By Hayes Brown
The National Rifle Association (NRA) on Friday asked its 3.1 million members to call their representative in Congress and urge them to block a rule designed to protect the world’s elephants from being poached into extinction.
Last month, the White House announced a ban on the commercial trade of elephant ivory, placing a total embargo on the new import of items containing elephant ivory, prohibiting its export except in the case of bona fide antiques, and clarified that “antiques” only refers to items more than 100 years old when it comes to ivory. “This ban is the best way to help ensure that U.S. markets do not contribute to the further decline of African elephants in the wild,” a White House fact sheet on the announcement declared.
The NRA is disturbed about provisions of the ban related to domestic resale of items including ivory. “We will finalize a proposed rule that will reaffirm and clarify that sales across state lines are prohibited, except for bona fide antiques, and will prohibit sales within a state unless the seller can demonstrate an item was lawfully imported prior to 1990 for African elephants and 1975 for Asian elephants, or under an exemption document,” the White House said in February.
While many people would make the mistake of assuming that this was about helping save endangered elephants, the NRA understands what the real motivation is. “This is another attempt by this anti-gun Administration to ban firearms based on cosmetics and would render many collections/firearms valueless,” the NRA said in its call to arms. “Any firearm, firearm accessory, or knife that contains ivory, no matter how big or small, would not be able to be sold in the United States, unless it is more than 100 years old. This means if your shotgun has an ivory bead or inlay, your revolver or pistol has ivory grips, your knife has an ivory handle, or if your firearm accessories, such as cleaning tools that contain any ivory, the item would be illegal to sell.”
For that reason, the NRA implores its members to flood the White House and Congress with phone calls and emails to “let them know you oppose the ban on commercial sale and trade of legally owned firearms with ivory components.” That desire to resell old — but not antique — weaponry clearly is more important to the NRA than preventing the looming extinction of the species — which is linked closely to the skyrocketing demand for ivory. “In 2013 alone an estimated 30,000 African elephants were killed for their ivory, more than 80 animals per day,” Dr. Kerri-Ann Jones, Assistant Secretary of State for Oceans and International Environmental and Scientific Affairs, told the House Foreign Affairs Committee last week.

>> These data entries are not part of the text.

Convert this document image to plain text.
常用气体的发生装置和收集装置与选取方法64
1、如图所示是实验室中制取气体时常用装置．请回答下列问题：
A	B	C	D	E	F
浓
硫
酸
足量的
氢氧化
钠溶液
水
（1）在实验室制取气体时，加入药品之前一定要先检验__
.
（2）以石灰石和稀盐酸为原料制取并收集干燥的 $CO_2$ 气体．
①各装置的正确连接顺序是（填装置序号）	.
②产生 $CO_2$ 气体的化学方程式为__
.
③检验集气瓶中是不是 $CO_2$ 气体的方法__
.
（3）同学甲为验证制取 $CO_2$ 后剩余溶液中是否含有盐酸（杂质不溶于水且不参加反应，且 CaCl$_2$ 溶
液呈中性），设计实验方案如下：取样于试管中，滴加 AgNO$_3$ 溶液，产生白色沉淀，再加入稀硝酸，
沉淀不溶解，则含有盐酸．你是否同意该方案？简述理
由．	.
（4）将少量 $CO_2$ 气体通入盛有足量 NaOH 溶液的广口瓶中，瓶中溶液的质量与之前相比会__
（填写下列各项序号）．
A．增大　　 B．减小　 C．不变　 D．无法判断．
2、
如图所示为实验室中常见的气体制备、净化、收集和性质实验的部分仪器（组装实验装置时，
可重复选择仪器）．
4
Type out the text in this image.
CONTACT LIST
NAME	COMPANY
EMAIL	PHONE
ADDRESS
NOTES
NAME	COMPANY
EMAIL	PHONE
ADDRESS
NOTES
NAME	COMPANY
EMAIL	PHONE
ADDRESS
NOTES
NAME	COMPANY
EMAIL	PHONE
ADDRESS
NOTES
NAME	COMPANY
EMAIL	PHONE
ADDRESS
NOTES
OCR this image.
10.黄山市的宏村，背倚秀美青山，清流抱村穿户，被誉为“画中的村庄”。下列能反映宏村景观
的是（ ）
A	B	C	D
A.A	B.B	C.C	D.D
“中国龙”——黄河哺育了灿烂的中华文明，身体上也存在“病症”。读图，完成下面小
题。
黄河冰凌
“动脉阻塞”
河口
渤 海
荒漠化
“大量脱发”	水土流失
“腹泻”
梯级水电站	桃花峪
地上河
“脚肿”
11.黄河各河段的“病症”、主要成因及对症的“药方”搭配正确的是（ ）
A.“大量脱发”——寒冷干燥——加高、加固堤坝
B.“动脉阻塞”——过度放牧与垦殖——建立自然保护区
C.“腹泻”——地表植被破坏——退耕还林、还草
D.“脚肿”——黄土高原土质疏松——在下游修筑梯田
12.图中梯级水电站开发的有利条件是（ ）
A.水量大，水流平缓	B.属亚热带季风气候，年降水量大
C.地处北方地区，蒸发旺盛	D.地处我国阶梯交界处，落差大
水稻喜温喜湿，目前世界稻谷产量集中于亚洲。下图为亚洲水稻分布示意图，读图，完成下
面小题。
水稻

The commercial ivory ban is only part of a new National Strategy for Combating Wildlife Trafficking announced at the same time as the embargo, which prioritizes “strengthening domestic and global enforcement; reducing demand for illegally traded wildlife at home and abroad; and strengthening partnerships with international partners, local communities, NGOs, private industry, and others to combat illegal wildlife poaching and trade.” In that vein, the United States has been leading the charge in persuading countries around the world to destroy their stockpiles of intercepted ivory, annihilating six tons of it last November. Since then, Togo, China, and France have also followed suit and destroyed seized contraband of their own.
Aside from the conservation concerns, which the NRA doesn’t seem moved by, poaching is increasingly being viewed as a national security issue for the United States. In an interview last year, Robert Hormats, Under Secretary of State for Economic Growth, Energy, and the Environment, said ivory had become a “conflict resource.” An Enough Project report from last year also found that Joseph Kony’s Lord’s Resistance Army has begun poaching ivory from elephant tusks to fund the group’s activities, which include abducting children and forcing them into sex slavery.